Va pour Marseille, donc...

Marseille a été, quelque temps, la ville de la zone "libre" d'où pouvaient encore partir  (avant que la nasse de la zone libre ne devienne un piège infernal où ils seraient tous pris)   des bateaux pour tous les réfugiés qui s'y pressaient en quête d'un billet pour l'Algérie, le Portugal, l'Espagne et surtout pour  le Nouveau Monde, les USA, bien sûr, ou , plus accessibles, le Mexique ou les pays d'Amérique du Sud. 

Pas un Marseille bleu et or, lumineux et chaleureux, un Marseille hivernal, battu par les vents mauvais du mistral, de la panique et de la déroute,  un Marseille microcosmique, réduit à ses quais avec ses bateaux en partance, à ses bistrots où se croisent et se recroisent les mêmes silhouettes pathétiques d'émigrants juifs, communistes, opposants politiques qui finissent par tous se connaître et se fuient avec horreur tant chacun renvoie à l'autre l'image de son propre désespoir, de sa propre inefficacité,  - et réduit à ses ambassades avec leurs consuls véreux, leurs sempiternelles files d'attente, leurs cachets et leurs tampons si ardemment convoités.

Un Marseille confiné, contraint, étouffant.. .

Très lentement, de façon oppressante,  de plus en plus détachée du réel ,  à mesure que les tâches se répètent, que les silhouettes se perdent, s'effacent, broyées par l'attente et les espoirs déçus, le récit INSTALLE...une situation qui est , paradoxalement, celle d'une vertigineuse précarité. 

C'est alors que survient la rencontre du narrateur avec Marie , une rencontre elle  aussi répétitive, lancinante, tournoyante .

Marie est si jolie qu'il la remarque, si perdue qu'il a envie de la sauver, si éperdue qu'il ne peut l'atteindre ni lui dire ce qu'il a à  lui dire, ce qu'il a découvert sur elle et sur lui-même.

Marie a quitté son mari pour un autre homme, un médecin que fréquente le narrateur, mais on lui a dit que son mari est à  Marseille, qu'il a demandé un visa d'immigration, qu'on l'a vu dans plusieurs lieux. Elle le cherche donc, pleine d'angoisse, de remords et , peut-être encore, d'amour...

À Marseille...

Un destin, ironique et cruel, a fait de cette jeune femme en fuite perpétuelle une pièce maîtresse dans la propre fuite du narrateur, à laquelle soudain elle redonne sens, espoir et énergie..

S'il fuyait avec elle? Et pourtant il est le dernier avec qui elle devrait fuir...

De Marseille..

TRANSIT est un roman magnifique, supérieurement bien écrit et bien traduit, empreint du même désespoir que celui de Erich Maria Remarque dans Cette terre promise, de la même ironie désabusée que celle de Lion Feuchtwanger dans le Diable en France...

 Il a été inspiré à Anna Seghers par sa propre situation d'opposante au nazisme.  Juive et communiste,  elle avait toutes les raisons de quitter cette zone libre qui n'allait pas le rester longtemps. Elle a vu ses amis écrivains céder au désespoir, au suicide : Walter Hasenclever, Carl Einstein, Walter Benjamin..
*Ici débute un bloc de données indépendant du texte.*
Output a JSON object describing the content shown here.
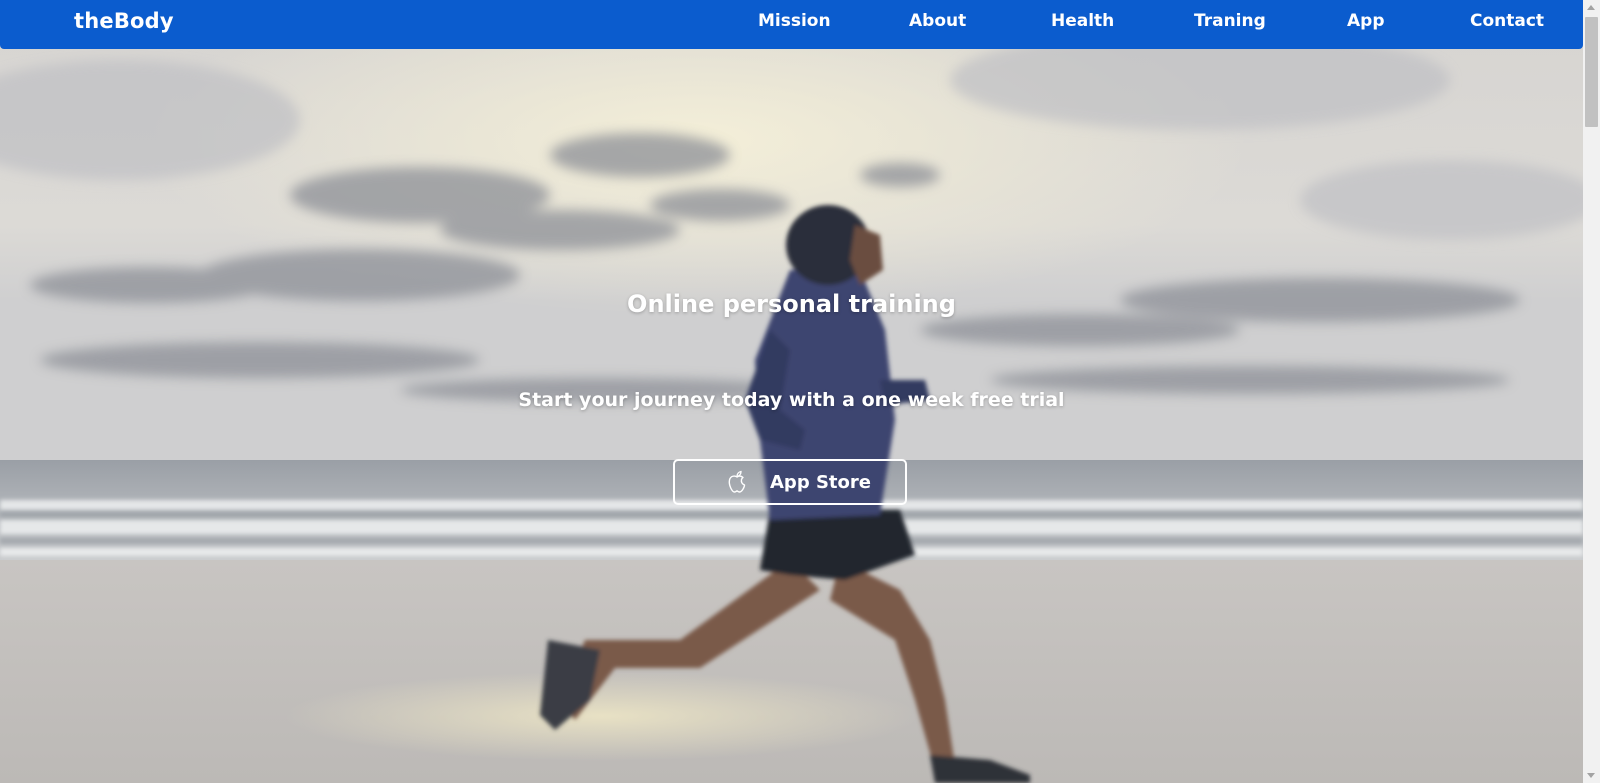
{
  "brand": {
    "name": "theBody"
  },
  "nav": {
    "items": [
      {
        "label": "Mission"
      },
      {
        "label": "About"
      },
      {
        "label": "Health"
      },
      {
        "label": "Traning"
      },
      {
        "label": "App"
      },
      {
        "label": "Contact"
      }
    ]
  },
  "hero": {
    "title": "Online personal training",
    "subtitle": "Start your journey today with a one week free trial",
    "cta": {
      "label": "App Store",
      "icon": "apple-icon"
    }
  },
  "colors": {
    "navbar": "#0b5cce",
    "text": "#ffffff",
    "scrollbar_track": "#f1f1f1",
    "scrollbar_thumb": "#c1c1c1"
  }
}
Christian Petzold a fait, paraît-il, une adaptation cinématographique de qualité de ce grand livre, en défrayant pourtant  la chronique : il a eu l'audace, tout en maintenant le contexte historique de l'occupation et de la collaboration,  d'en actualiser l'apparence. Il a filmé un Marseille contemporain, des immigrés avec vêtements  et accessoires d'aujourd'hui, des forces de l'ordre portant l' uniforme actuel...

Je n'ai pas vu son film, mais en lisant Transit j'ai eu l'impression de toucher à l'essence même de toute immigration-  quand elle est commandée par une nécessité absolue, vitale- , et je comprends ce parti pris d'anachronisme  politique  volontaire du cinéaste...

Si Transit,  le livre, m'a bouleversée c'est qu'il est intemporel,  bien au-delà du témoignage plus ou moins autobiographique.

Anne Seghers n'a pas campé une héroïne ayant mari et enfant, comme c'était son cas:  son narrateur est un inconnu, un être revenu de tout, un "homme sans qualité " qui hérite bien malgré lui de l'encombrant bagage d'un écrivain, et qui le devient par la force des choses et celle des événements.
 
L'exil le sacre écrivain.

Et le livre qu'il nous laisse est la bouteille à la mer de tous les exilés que la guerre ( ou la misère, ou la faim,  rayez la mention inutile ) jette dans les ports, sur les côtes ou sur les routes du monde sauvage qui est le nôtre.